Profile is the art of finding which part of your code is slower than it should be. It's an art because it's not exact: first, it's not only obvious what a part is and how to enclosure it in one unit. Second, the more precise you get your data worse your code looks like. You need to trade precision for usability and defining the threshold for each developer, for each program is not exact.
Finding the slowest parts of the program is normally ok but there are some parts that are inherently slower (like disk access or network) and there isn't much to do unless you parallelize. So the whole point is making the list of timings, number of calls, memory usage and importance of each part of your code and start optimizing the top entries.
The most obvious way of measuring running time is by getting the time just before and just after the big process you have and take the difference. This method is very flexible, you can put the time calls at any point (on any function) so you'll measure exactly what you want to and nothing more, so you get the exact time spent.
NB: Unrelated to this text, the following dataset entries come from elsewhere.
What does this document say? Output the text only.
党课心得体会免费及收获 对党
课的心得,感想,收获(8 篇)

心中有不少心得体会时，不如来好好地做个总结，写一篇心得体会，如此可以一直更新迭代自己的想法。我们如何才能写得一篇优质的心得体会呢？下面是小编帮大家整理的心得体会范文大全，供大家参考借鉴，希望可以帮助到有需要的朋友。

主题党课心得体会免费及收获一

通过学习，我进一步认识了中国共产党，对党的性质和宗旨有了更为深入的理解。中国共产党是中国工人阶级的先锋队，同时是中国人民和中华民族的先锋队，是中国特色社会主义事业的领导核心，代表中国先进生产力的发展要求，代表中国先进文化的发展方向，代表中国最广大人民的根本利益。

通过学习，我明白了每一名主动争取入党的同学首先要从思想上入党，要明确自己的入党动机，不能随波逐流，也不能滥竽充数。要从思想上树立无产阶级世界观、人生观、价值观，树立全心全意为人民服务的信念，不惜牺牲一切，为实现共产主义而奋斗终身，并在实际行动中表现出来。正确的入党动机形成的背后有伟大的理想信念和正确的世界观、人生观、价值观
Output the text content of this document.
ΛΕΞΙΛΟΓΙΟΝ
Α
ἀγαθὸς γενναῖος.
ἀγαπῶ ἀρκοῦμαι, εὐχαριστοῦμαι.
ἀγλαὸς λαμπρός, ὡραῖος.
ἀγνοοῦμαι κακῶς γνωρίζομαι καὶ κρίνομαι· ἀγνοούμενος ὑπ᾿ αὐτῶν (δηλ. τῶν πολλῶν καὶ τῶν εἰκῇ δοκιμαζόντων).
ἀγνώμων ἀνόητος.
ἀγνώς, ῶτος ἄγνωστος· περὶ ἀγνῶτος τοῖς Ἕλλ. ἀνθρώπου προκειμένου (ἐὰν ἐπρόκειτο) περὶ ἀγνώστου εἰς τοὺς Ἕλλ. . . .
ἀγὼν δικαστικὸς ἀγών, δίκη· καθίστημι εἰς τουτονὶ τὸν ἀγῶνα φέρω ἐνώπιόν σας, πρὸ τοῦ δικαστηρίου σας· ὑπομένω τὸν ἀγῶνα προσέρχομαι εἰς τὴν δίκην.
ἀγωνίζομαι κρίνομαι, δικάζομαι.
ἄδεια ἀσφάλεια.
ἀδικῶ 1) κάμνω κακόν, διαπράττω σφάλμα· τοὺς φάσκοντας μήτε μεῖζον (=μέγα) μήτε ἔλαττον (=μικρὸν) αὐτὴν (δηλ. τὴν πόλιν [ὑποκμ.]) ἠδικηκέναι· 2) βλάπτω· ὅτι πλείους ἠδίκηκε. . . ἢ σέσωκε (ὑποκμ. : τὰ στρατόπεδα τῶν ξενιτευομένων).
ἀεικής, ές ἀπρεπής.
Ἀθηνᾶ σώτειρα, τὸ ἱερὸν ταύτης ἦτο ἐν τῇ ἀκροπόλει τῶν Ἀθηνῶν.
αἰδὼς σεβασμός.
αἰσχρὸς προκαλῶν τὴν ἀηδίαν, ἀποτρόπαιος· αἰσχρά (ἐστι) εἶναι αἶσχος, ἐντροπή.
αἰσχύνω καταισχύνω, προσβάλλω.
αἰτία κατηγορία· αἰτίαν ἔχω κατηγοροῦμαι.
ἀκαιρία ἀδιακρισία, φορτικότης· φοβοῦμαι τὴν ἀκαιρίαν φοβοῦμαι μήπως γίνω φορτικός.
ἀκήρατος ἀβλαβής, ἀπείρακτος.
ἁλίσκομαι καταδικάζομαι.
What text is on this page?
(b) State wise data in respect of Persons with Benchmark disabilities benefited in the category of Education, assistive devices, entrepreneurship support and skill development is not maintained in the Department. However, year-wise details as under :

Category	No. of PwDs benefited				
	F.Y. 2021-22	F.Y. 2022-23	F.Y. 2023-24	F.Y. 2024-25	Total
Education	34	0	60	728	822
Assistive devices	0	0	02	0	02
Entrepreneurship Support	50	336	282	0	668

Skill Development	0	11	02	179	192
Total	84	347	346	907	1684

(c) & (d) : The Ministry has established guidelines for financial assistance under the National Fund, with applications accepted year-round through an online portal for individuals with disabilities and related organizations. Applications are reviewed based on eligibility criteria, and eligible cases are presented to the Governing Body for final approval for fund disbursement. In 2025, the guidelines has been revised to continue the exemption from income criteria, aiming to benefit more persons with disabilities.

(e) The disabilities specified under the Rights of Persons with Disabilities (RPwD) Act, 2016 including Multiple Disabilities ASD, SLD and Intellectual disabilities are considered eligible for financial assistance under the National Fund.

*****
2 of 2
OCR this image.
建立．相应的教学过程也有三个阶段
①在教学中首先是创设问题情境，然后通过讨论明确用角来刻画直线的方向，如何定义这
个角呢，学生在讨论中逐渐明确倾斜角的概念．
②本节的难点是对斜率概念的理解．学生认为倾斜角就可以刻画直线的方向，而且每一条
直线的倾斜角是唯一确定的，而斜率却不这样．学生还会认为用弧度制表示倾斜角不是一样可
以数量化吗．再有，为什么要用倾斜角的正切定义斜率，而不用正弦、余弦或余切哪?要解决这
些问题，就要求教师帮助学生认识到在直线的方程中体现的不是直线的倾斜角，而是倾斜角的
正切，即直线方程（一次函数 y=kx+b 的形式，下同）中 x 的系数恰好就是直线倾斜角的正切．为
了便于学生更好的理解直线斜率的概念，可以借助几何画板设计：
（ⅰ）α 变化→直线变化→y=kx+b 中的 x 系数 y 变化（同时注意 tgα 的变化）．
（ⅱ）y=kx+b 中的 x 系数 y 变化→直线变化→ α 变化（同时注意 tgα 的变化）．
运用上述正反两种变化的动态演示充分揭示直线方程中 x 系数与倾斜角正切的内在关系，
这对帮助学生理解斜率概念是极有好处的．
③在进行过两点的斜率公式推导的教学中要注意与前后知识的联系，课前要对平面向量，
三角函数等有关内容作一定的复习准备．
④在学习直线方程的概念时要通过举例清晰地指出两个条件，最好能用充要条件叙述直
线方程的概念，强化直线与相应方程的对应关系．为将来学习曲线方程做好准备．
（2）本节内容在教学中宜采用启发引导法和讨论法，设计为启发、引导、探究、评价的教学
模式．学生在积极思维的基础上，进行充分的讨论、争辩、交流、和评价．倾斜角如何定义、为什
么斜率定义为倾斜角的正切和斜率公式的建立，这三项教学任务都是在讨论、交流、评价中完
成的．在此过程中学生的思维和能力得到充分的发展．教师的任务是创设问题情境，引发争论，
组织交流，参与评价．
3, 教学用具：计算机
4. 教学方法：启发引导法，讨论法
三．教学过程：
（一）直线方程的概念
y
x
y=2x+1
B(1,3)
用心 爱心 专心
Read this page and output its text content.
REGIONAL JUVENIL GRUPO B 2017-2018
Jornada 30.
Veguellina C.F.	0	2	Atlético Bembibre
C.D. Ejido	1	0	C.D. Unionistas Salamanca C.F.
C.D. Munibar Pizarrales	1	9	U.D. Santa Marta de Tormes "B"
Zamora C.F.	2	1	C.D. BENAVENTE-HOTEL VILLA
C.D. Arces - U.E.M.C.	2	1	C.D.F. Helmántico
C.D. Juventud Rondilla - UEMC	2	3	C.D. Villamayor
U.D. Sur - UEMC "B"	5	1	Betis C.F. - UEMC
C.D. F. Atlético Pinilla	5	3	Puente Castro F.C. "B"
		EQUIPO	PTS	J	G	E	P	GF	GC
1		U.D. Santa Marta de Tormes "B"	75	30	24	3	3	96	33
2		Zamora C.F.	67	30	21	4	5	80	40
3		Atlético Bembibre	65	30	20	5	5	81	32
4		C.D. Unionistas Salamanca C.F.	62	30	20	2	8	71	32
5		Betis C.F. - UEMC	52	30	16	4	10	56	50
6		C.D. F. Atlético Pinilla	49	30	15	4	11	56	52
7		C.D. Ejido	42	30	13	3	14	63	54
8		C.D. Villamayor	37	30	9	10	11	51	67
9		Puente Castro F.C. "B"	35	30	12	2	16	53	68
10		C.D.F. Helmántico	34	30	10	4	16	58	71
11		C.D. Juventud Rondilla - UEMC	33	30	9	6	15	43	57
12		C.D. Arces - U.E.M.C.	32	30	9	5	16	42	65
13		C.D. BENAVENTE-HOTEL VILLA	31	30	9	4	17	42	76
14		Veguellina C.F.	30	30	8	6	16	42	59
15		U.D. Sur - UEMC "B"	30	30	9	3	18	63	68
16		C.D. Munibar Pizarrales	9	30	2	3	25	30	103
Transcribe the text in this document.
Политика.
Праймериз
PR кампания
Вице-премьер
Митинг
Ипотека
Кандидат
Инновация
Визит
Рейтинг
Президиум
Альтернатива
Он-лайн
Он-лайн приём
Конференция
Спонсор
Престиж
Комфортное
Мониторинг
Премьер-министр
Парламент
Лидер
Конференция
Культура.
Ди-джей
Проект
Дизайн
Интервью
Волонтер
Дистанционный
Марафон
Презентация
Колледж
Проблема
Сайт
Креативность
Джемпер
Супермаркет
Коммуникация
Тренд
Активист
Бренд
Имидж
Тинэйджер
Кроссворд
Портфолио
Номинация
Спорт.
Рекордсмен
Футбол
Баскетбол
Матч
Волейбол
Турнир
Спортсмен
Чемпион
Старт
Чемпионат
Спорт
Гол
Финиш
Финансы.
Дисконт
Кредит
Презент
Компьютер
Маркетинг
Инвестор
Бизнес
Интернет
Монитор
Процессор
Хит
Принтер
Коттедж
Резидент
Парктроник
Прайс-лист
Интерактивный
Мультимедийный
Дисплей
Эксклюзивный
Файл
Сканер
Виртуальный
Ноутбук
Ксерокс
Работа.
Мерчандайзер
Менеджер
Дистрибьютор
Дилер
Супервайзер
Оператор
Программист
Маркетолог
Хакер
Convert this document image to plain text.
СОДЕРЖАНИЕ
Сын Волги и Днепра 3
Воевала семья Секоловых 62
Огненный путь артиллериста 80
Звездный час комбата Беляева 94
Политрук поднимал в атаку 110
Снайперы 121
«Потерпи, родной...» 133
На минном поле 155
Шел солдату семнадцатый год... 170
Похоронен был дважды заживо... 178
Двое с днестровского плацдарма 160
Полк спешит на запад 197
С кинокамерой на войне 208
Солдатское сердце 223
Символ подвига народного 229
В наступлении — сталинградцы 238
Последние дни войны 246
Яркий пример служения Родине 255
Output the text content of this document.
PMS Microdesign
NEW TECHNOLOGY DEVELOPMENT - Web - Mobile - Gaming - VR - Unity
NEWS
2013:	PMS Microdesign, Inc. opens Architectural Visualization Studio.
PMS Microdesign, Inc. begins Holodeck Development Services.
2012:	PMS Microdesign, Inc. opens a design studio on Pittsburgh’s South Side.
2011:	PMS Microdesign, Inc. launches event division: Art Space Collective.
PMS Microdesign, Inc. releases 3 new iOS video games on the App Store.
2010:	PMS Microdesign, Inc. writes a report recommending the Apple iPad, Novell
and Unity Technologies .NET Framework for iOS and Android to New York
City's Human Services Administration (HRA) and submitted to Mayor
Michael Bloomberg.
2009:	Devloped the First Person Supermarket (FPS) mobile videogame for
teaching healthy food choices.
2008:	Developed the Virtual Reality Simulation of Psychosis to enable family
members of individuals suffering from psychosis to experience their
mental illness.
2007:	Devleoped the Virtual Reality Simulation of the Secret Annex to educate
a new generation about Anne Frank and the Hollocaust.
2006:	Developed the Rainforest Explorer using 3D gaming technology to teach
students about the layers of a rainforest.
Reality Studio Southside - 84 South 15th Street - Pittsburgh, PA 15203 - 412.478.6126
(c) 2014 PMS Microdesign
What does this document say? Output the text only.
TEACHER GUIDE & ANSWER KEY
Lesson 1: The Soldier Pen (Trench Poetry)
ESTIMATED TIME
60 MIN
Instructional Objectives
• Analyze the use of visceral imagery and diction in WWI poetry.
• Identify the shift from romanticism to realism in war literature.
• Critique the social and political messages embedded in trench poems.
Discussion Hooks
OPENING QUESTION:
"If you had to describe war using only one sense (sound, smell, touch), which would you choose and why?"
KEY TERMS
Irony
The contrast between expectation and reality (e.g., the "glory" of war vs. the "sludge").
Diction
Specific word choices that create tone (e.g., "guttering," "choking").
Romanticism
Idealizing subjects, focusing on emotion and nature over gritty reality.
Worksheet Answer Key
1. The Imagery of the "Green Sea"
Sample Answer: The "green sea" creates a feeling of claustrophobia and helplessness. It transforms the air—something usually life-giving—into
This is the best approach when you have different algorithms to solve a problem and you're trying to define which one is the fastest.
This method is normally used in tests when defining the critical line but can also be used in emergencies when the code doesn't have any kind of profiling techniques or tools and for that they must be immediately erased afterwards. If you still want/need a good profiler find a statistical tool.
As you're probably expecting the discrete profiling is very simple:
start = getTimeStamp(); obj.method(data); stop = getTimeStamp(); print "The method took " + (stop - start) + " seconds to run\n";
However, there are a few things to consider when testing performance with the discrete profiling method, most of them quite simple and obvious. First, put the start measurement exactly before the start of your algorithm and not the whole block especially when defining complex data types (such as big matrices or big heavy objects) or when expecting input or sending output that might get locked somewhere in the way.
// Many long initializations
long start, stop;
MyClass obj;
obj.initMatrix(200, 200, 200, 200);
data = db.query("select * from table limit 1000000")
// Running
start = getTimeStamp();
obj.method(data);
stop = getTimeStamp();
// Results
print "The method took " + (stop - start) + " seconds to run\n";
There is another important consideration to take when comparing two algorithms: if the preparation of data is different, they must be taken into account. In the example above there was a big matrix initialization and a select in a database, both can be quite costy. Suppose your second algorithm doesn't depend on the database results and a third that only depends on it or in still other data like a tree or data from a network connection. All of this takes time, different time for each task that must be added up to the running time.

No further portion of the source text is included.